“For we do not want you to be ignorant, brethren, of our trouble which came to us in Asia:
that we were burdened beyond measure, above strength, so that we despaired even of life.“
2 Corinthians 1:8
“We should all fortify ourselves against the dark hours of depression by cultivating a deep distrust of the certainties of despair. Despair is relentless in the certainties of its pessimism.”
“But we have seen again and again, from our own experience and others’, that absolute statements of hopelessness that we make in the dark are notoriously unreliable. Our dark certainties are not sureties.”
John Piper
It is my deliberateness, and not the impulsiveness that scares me. I know despair. I know what it is like to be ‘backed into a corner’ and then feel a totally empty desperation. But you must understand, there can also be a weird seductiveness to ‘being lost,’ a strange sort of nobility, a twisted kind of weird honor when it comes to despair.
Some people are convinced they are never going to change. They embrace the ‘dark certainties’ of knowing they are profoundly flawed and therefore damned. It’s these dear ones that Jesus especially came for.
Now, this really seems rather bizarre, that people could do this intentionally, deliberately. But I’m afraid to tell you that it happens all the time. Despair is chosen over the option of life. This is the ‘lostness’ of the race of Adam.
Perhaps suicide begins before the action? Perhaps it starts days, weeks or months before we actually do the deed?
Pop culture has given us words, albeit in a rather simplistic form.
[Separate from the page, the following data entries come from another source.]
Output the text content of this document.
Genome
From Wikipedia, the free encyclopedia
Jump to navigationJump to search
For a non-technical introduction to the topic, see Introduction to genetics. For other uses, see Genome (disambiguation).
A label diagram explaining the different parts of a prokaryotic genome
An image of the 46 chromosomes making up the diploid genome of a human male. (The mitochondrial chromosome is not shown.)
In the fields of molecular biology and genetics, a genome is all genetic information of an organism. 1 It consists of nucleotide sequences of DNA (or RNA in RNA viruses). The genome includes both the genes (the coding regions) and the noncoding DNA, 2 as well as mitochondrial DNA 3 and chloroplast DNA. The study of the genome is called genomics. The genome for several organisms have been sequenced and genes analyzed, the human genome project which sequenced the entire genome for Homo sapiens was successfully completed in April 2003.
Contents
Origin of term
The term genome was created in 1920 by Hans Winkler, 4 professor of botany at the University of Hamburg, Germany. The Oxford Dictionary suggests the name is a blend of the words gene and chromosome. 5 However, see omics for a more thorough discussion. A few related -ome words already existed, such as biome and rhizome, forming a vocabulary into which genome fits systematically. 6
I just happened to think right now of an old AC/DC song, ‘Highway to Hell‘. The lyrics are pretty basic and very simple, but the lead singer seems to really have a chronically, decided dedication to being one of the irretrievably lost.
The songwriter formats a ‘certain glory’ to being part of the damned. This is a simplistic approach to the next stop– a more advanced case of stark-white despair, suicide. (We can call this ‘spiritual hubris,’ or even, “sex, drugs, and rock-n-roll.”)
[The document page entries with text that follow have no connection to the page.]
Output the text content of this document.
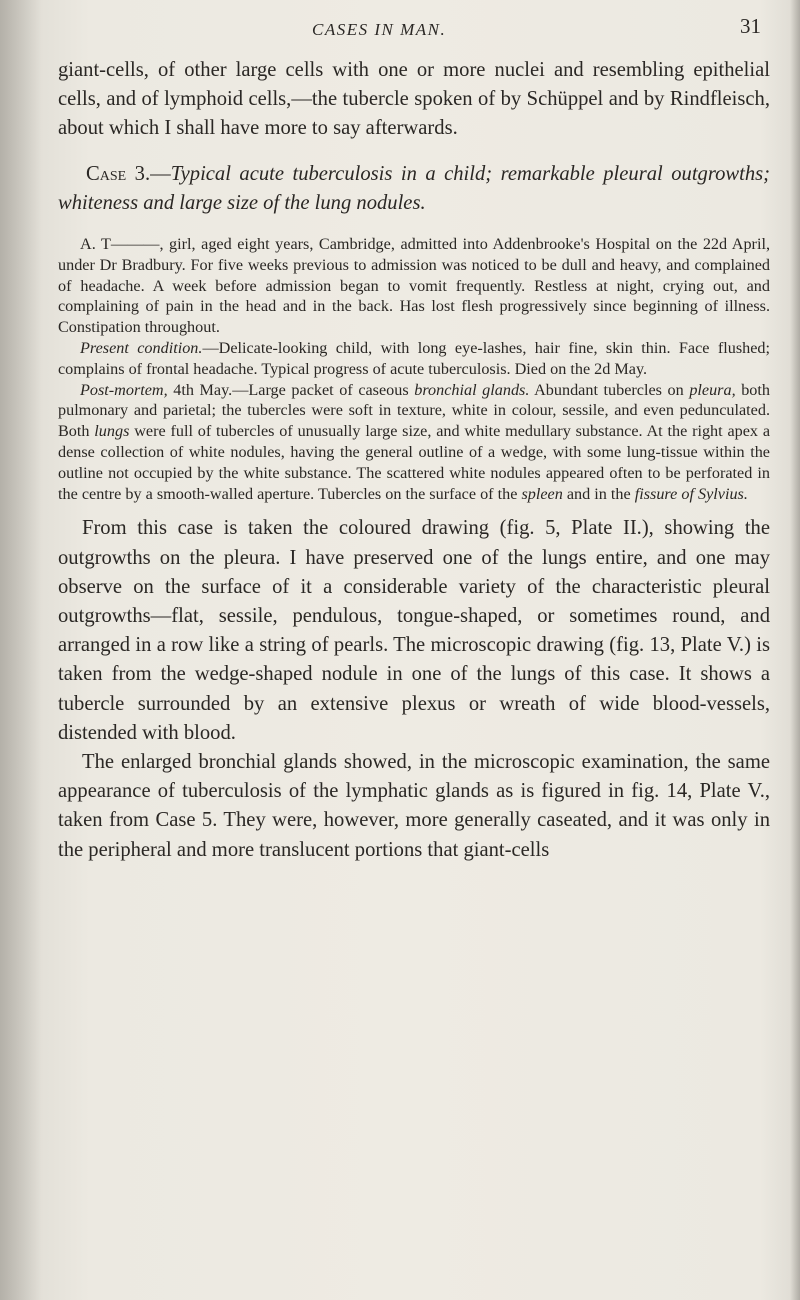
CASES IN MAN.	31

giant-cells, of other large cells with one or more nuclei and resembling epithelial cells, and of lymphoid cells,—the tubercle spoken of by Schüppel and by Rindfleisch, about which I shall have more to say afterwards.

Case 3.—Typical acute tuberculosis in a child; remarkable pleural outgrowths; whiteness and large size of the lung nodules.

A. T———, girl, aged eight years, Cambridge, admitted into Addenbrooke's Hospital on the 22d April, under Dr Bradbury. For five weeks previous to admission was noticed to be dull and heavy, and complained of headache. A week before admission began to vomit frequently. Restless at night, crying out, and complaining of pain in the head and in the back. Has lost flesh progressively since beginning of illness. Constipation throughout.

Present condition.—Delicate-looking child, with long eye-lashes, hair fine, skin thin. Face flushed; complains of frontal headache. Typical progress of acute tuberculosis. Died on the 2d May.

Post-mortem, 4th May.—Large packet of caseous bronchial glands. Abundant tubercles on pleura, both pulmonary and parietal; the tubercles were soft in texture, white in colour, sessile, and even pedunculated. Both lungs were full of tubercles of unusually large size, and white medullary substance. At the right apex a dense collection of white nodules, having the general outline of a wedge, with some lung-tissue within the outline not occupied by the white substance. The scattered white nodules appeared often to be perforated in the centre by a smooth-walled aperture. Tubercles on the surface of the spleen and in the fissure of Sylvius.

From this case is taken the coloured drawing (fig. 5, Plate II.), showing the outgrowths on the pleura. I have preserved one of the lungs entire, and one may observe on the surface of it a considerable variety of the characteristic pleural outgrowths—flat, sessile, pendulous, tongue-shaped, or sometimes round, and arranged in a row like a string of pearls. The microscopic drawing (fig. 13, Plate V.) is taken from the wedge-shaped nodule in one of the lungs of this case. It shows a tubercle surrounded by an extensive plexus or wreath of wide blood-vessels, distended with blood.

The enlarged bronchial glands showed, in the microscopic examination, the same appearance of tuberculosis of the lymphatic glands as is figured in fig. 14, Plate V., taken from Case 5. They were, however, more generally caseated, and it was only in the peripheral and more translucent portions that giant-cells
In dealing with sin we can make two mistakes. One is to make light of it. The other is to be overwhelmed, throw up our hands, and surrender.
When we decide to live this kind of living, we’re pulled into a vortex of a black melancholy with a dash of fatalism, which makes it reasonable and weirdly heroic in some perverse way. We love the dark, and we embrace a fatal life–it becomes our identity.
To escape this ‘drowning despair’ we must first dethrone our right to personal sovereignty. And secondly, we need to grab the concept that God’s grace has an ultimate power that supersedes our notions of a ‘deserved’ love. (It’s completely undeserved.)
We must believe that somehow, someway, God chooses us out of a pile–a pile of the worst and ugliest that has ever existed. And somehow, He delights in doing this, and after all, He is the Lord.
We’re meant to be the people of true hope.
Our problems, our addictions, force us to clearly renounce our evil folly of despair. Our issues make us vulnerable. I’ve discovered that there is a seductiveness to giving up and taking up the sin of despair. There can be a ‘weird romance’ that lures those who walk out this living DEATH.
But honestly, is it not even more heroic to live in hope? To live a life full of joy?
“Why are you downcast, O my soul? Why so disturbed within me? Put your hope in God, for I will yet praise him, my Savior and my God. My soul is downcast within me; therefore I will remember you.”